LUCIANA.-Dans des termes qui, dans une demande honnête, eussent pu émouvoir. D'abord il a vanté ma beauté, ensuite mon esprit.
ADRIANA.-Lui as-tu répondu poliment?
LUCIANA.-Ayez patience, je vous en conjure.
ADRIANA.-Je ne peux, ni je ne veux me tenir tranquille. Il faut que ma langue se satisfasse, si mon coeur ne le peut pas. Il est tout défiguré, contrefait, vieux et flétri, laid de figure, plus mal fait encore de sa personne, difforme de tout point; vicieux, ingrat, extravagant, sot et brutal; disgracié de la nature dans son corps, et encore plus pervers dans son âme.
LUCIANA.-Et pourquoi donc être jalouse d'un tel homme? On ne pleure jamais un mal perdu quand il s'en va.
ADRIANA.-Ah! mais je pense bien mieux de lui que je n'en parle. Et pourtant je voudrais qu'il fût encore plus difforme aux yeux des autres. Le vanneau crie loin de son nid, pour qu'on s'en éloigne 21. Tandis que ma langue le maudit, mon coeur prie pour lui.
Niote 21:
(Entre Dromio.)
DROMIO.-Par ici, venez. Le pupitre, la bourse: mes chères dames, hâtez-vous.

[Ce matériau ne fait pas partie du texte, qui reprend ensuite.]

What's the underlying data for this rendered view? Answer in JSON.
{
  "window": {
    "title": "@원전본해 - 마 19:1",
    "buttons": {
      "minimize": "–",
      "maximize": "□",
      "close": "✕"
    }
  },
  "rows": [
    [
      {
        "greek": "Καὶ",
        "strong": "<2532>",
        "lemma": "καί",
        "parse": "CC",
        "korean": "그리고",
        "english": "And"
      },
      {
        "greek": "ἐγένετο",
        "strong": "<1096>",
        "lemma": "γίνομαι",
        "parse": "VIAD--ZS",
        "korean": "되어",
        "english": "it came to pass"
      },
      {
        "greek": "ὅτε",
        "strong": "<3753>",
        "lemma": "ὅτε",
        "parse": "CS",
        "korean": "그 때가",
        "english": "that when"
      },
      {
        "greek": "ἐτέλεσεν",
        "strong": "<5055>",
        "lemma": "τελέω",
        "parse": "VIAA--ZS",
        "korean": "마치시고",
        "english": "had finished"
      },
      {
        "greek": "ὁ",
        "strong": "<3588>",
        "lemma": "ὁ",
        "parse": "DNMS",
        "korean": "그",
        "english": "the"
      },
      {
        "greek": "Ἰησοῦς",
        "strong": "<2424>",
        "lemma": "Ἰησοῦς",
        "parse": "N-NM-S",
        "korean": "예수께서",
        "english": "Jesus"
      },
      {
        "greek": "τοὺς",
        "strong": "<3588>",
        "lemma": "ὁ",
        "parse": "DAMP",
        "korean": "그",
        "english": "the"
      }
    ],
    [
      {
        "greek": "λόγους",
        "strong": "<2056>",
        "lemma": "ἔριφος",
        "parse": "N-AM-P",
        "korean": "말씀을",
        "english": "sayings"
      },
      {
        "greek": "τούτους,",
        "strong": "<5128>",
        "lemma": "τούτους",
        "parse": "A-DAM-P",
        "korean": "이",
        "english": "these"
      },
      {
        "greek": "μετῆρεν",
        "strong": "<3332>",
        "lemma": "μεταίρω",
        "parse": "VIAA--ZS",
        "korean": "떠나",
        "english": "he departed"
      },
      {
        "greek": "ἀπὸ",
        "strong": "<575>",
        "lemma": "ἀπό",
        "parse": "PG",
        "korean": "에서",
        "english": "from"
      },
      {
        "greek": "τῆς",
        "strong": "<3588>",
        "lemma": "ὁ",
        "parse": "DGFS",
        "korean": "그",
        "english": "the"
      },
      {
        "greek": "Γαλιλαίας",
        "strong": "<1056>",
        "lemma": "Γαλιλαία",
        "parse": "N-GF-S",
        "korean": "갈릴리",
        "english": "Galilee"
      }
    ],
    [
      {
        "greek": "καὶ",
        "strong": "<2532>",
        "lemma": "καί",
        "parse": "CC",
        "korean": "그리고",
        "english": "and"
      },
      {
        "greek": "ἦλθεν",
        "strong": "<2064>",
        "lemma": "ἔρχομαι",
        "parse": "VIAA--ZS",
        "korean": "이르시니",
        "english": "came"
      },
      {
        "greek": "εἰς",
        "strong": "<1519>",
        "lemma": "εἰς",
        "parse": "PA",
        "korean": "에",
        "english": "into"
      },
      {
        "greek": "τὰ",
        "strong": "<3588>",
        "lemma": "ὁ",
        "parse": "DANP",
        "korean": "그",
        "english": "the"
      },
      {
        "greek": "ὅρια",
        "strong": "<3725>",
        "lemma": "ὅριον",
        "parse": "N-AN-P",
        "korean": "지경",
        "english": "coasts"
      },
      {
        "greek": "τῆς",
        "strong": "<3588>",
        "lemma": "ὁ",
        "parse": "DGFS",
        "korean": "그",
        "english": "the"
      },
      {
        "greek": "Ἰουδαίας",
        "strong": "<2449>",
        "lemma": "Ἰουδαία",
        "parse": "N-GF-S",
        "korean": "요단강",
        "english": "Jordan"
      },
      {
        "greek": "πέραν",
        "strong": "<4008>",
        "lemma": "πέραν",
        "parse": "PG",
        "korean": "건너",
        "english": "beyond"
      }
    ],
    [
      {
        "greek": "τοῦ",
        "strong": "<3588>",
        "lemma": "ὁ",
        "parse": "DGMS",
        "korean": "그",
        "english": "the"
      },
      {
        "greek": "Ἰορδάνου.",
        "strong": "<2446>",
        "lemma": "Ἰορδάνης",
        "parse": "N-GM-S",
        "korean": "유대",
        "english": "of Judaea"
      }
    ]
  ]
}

LUCIANA.-Et pourquoi es-tu donc si hors d'haleine?
DROMIO.-C'est à force de courir.
ADRIANA.-Où est ton maître, Dromio? Est-il en santé?
DROMIO.-Non, il est descendu dans les limbes du Tartare, pire que l'enfer; un diable vêtu de l'habit qui dure toujours 22 l'a saisi: un diable, dont le coeur est revêtu d'acier, un démon, un génie, un loup, et pis encore, un être tout en buffle; un ennemi secret qui vous met la main sur l'épaule; celui qui poursuit à travers les allées, les quais et les rues; un limier qui va et vient 23, et qui évente la trace des pas, enfin, quelqu'un qui traîne les pauvres âmes en enfer avant le jugement 24.